2 min read

Why I need to talk about privacy

Why I need to talk about privacy
Photo by Jeremy Bezanger / Unsplash

I thought privacy was just for the rich and famous. I'm neither of those, so my privacy isn't assaulted every time I step out of the house. Nobody cares who I'm dating, what I'm wearing, or where I'm eating. I don't have hordes of paparazzi following me around.

Balancing privacy and anonymity

Except social media happened. We've now become our own versions of celebrities. Instead of paparazzi following us, we are the ones willingly broadcasting to our followers about who we're dating, what we're wearing, and where we're eating.

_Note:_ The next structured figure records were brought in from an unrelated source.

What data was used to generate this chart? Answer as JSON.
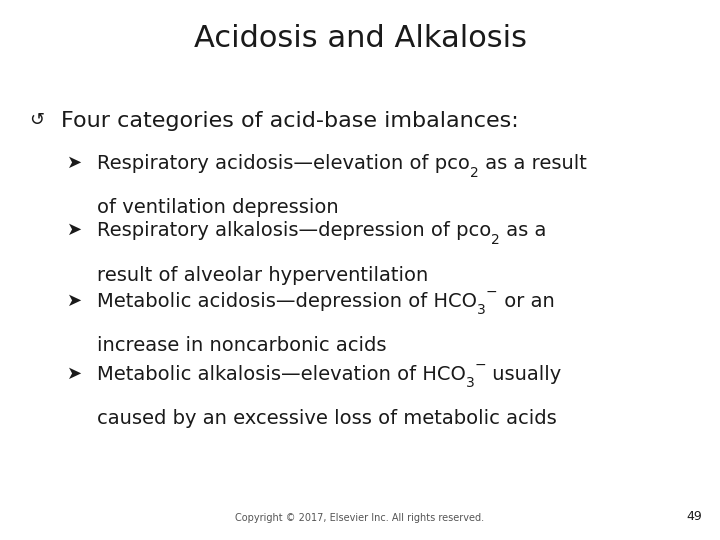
{
  "title": "Acidosis and Alkalosis",
  "background_color": "#ffffff",
  "text_color": "#1a1a1a",
  "copyright": "Copyright © 2017, Elsevier Inc. All rights reserved.",
  "page_number": "49",
  "title_fontsize": 22,
  "main_sym_fontsize": 13,
  "main_text_fontsize": 16,
  "sub_arrow_fontsize": 13,
  "sub_text_fontsize": 14,
  "sub_script_fontsize": 10,
  "copyright_fontsize": 7,
  "page_fontsize": 9,
  "main_sym": "↺",
  "sub_sym": "➤",
  "bullets": [
    {
      "pre": "Respiratory acidosis—elevation of pco",
      "sub": "2",
      "sup": "",
      "post": " as a result",
      "line2": "of ventilation depression"
    },
    {
      "pre": "Respiratory alkalosis—depression of pco",
      "sub": "2",
      "sup": "",
      "post": " as a",
      "line2": "result of alveolar hyperventilation"
    },
    {
      "pre": "Metabolic acidosis—depression of HCO",
      "sub": "3",
      "sup": "−",
      "post": " or an",
      "line2": "increase in noncarbonic acids"
    },
    {
      "pre": "Metabolic alkalosis—elevation of HCO",
      "sub": "3",
      "sup": "−",
      "post": " usually",
      "line2": "caused by an excessive loss of metabolic acids"
    }
  ]
}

I've struggled with how I wanted to participate in these social networks for the longest time. My earlier thoughts about privacy equated it with complete anonymity. However, it is still hard to reconcile my desire for community and connection with my wanting to remain private.

Participate or face exclusion

I don't have Facebook. At least, not a personal one and not one that I use regularly. I can't fully step away from it because I'm a digital marketer, and I need my dummy account to log in to the Facebook ads platform.

Having set up my network firewall, using privacy-focused browsers, encrypted email, and other privacy tools, I realise how other companies are making it harder for me to participate online. I don't have anything against this, but I think that we should rethink whether the grounds for participation should be at a cost to our privacy and whether it's bordering on coercion and bullying.

Frictionless is not the holy grail

I admit that innovation thrives in solving problems. However, when there's friction, it becomes a pain point. I don't think that the best way to solve problems is to make them more accessible and convenient. Because the truth is, it's in maintaining that tension that drives creativity. I think that we've unknowingly traded our privacy for convenience, but it's a short-term gain with long-term consequences we haven't fully grasped.

The 'move fast and break things' era is over. “Minimum viable products” must be replaced by “minimum virtuous products”—new offerings that test for the effect on stakeholders and build in guards against potential harms. - Hemant Taneja in Harvard Business Review

My stance on this isn't about all or nothing. I know the positives of data when used properly, especially in industries like healthcare. But unfortunately, we haven't taken the time to understand the implications fully. Though I think today is as good a day as any to start.